US Veterans Suffering From Head Trauma May Become Violent and Dangerous, Says DoD
By Susanne Posel
August 21, 2012
US Army statistics show that the suicide rate among military personnel is rising exponentially. Last July, an estimated 38 suicides were “confirmed or suspected” by soldiers making that month the deadliest time in Army history.
Active duty suicides have climbed up to 22% with 116 deaths so far in 2012. Veterans are in most danger of committing suicide. While the Army has traditionally viewed younger soldiers as “at risk” for suicide, since the majority of deaths are occurring with veteran and older soldiers, that assumption is shifting.
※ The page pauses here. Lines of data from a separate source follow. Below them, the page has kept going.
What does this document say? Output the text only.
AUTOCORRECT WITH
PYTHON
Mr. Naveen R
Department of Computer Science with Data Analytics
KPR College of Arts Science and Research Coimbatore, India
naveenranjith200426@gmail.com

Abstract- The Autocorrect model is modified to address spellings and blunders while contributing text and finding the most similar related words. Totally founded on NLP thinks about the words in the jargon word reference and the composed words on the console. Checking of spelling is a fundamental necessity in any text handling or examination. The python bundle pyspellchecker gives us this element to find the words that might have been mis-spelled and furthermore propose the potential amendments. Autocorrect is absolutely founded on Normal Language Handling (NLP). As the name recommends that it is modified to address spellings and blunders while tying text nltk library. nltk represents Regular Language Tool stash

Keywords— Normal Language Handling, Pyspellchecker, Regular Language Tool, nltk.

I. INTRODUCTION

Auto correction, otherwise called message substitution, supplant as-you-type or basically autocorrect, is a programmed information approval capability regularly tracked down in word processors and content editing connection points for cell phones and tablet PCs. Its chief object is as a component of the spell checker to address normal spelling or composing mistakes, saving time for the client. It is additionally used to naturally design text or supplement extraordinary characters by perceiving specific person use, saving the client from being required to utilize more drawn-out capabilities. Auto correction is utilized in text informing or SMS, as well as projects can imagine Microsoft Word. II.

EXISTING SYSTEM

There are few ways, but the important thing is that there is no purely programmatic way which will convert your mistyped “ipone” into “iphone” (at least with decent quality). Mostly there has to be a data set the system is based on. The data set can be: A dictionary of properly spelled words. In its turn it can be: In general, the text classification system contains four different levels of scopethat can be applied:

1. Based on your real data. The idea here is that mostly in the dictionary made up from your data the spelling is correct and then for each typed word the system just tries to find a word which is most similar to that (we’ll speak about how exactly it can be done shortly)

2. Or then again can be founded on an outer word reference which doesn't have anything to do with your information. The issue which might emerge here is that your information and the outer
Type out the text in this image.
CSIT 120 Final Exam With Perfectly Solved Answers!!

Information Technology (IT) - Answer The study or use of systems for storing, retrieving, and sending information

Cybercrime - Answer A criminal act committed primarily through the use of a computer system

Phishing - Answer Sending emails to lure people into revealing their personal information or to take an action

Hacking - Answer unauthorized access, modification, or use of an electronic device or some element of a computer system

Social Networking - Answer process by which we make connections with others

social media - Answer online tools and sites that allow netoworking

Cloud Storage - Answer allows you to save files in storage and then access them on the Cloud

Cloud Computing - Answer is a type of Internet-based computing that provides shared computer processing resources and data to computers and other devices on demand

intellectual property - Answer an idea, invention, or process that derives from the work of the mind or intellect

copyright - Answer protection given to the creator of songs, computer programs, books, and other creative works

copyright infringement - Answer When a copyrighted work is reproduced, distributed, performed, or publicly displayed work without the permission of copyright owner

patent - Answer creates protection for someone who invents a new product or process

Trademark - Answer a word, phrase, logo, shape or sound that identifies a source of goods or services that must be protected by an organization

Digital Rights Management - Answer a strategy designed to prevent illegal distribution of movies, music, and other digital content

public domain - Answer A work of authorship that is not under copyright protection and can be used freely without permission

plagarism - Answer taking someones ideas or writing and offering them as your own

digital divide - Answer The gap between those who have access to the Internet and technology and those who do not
Gen. Lloyd J. Austin III, US Army vice chief of staff, said: “Suicide is the toughest enemy I have faced in my 37 years in the Army. And, it’s an enemy that’s killing not just soldiers, but tens of thousands of Americans every year. That said, I do believe suicide is preventable.
To combat it effectively will require sophisticated solutions aimed at helping individuals to build resiliency and strengthen their life coping skills. As we prepare for Suicide Prevention Month in September we also recognize that we must continue to address the stigma associated with behavioral health.
Ultimately, we want the mindset across our force and society at large to be that behavioral health is a routine part of what we do and who we are as we strive to maintain our own physical and mental wellness.”
Leon Panetta, US Defense Secretary testified before Congress about solider suicides, saying “that this is an epidemic . . . something’s wrong.”